Musk


Elon Musk has escalated his feud with OpenAI, this time taking aim at Apple’s App Store. The billionaire accused the tech giant of giving preferential treatment to ChatGPT and vowed to take legal action.

“Apple is behaving in a manner that makes it impossible for any AI company besides OpenAI to reach #1 in the App Store, which is an unequivocal antitrust violation,” Musk wrote Monday on X, his social media platform, without offering evidence. “xAI will take immediate legal action,” he added, referencing his own artificial intelligence company.

Several X users pushed back, noting that Chinese startup DeepSeek AI topped the App Store charts earlier this year, while Perplexity AI recently reached the number-one spot in India. Both companies compete with OpenAI and Musk’s xAI.

OpenAI and xAI each released updated versions of their AI assistants  ChatGPT and Grok — in the past week. As of Tuesday, ChatGPT was ranked first among free iPhone apps, while Grok stood in fifth place. Apple did not immediately respond to requests for comment.

App Store rankings are influenced by factors such as user engagement, reviews, and download numbers.

Apple–OpenAI Partnership

In June 2024, Apple and OpenAI announced a partnership to integrate ChatGPT into iPhones and other Apple devices. Last week, OpenAI said ChatGPT-5 is now available for free to nearly 700 million weekly users.

Musk vs. OpenAI

Musk co-founded OpenAI in 2015 but left the company in 2018. Since then, he has accused the startup of abandoning its founding mission. He sued OpenAI last year, claiming it had shifted from a non-profit, open research model to a profit-driven one aligned with Microsoft.

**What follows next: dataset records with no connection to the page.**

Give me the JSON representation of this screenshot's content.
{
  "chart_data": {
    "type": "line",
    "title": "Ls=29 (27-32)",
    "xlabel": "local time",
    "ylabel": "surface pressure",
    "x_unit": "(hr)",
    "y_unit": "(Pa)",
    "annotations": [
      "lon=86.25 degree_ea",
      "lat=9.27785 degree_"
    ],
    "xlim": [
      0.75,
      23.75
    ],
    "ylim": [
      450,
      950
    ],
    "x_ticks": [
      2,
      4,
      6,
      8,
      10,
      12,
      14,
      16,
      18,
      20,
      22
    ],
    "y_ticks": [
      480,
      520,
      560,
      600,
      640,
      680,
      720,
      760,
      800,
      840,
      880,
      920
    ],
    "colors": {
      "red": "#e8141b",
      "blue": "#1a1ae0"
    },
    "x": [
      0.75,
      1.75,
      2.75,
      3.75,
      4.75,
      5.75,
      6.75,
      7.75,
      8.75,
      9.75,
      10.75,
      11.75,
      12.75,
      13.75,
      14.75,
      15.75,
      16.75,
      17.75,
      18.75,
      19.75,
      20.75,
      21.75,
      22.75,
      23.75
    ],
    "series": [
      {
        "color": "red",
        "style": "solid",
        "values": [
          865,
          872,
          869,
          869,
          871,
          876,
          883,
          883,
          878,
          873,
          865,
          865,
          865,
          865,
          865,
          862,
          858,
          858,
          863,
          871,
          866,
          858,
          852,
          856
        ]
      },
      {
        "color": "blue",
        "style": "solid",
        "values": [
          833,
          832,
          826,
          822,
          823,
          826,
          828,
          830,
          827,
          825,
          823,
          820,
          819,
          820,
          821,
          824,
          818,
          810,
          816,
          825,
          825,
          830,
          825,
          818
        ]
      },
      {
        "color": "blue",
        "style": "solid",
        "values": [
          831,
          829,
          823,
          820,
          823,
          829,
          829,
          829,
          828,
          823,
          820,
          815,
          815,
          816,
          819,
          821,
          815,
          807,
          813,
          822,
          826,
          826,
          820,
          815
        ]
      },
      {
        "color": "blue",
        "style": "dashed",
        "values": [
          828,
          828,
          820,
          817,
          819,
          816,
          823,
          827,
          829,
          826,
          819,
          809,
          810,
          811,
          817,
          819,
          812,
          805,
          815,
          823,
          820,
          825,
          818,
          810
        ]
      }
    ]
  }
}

OpenAI countersued in April 2024, alleging Musk had embarked on a “relentless campaign” to harm the company after it achieved major breakthroughs without him. Court filings in California claimed Musk’s real goal was to build a direct competitor — xAI — to seize the technological lead “not for humanity but for Elon Musk.”

Musk launched xAI in 2023 to compete with OpenAI, Google, Microsoft, Meta, Amazon, and other major AI players.

Meanwhile, DeepSeek’s entry into the market earlier this year challenged industry leaders by offering high-performance AI models that run on less costly chips.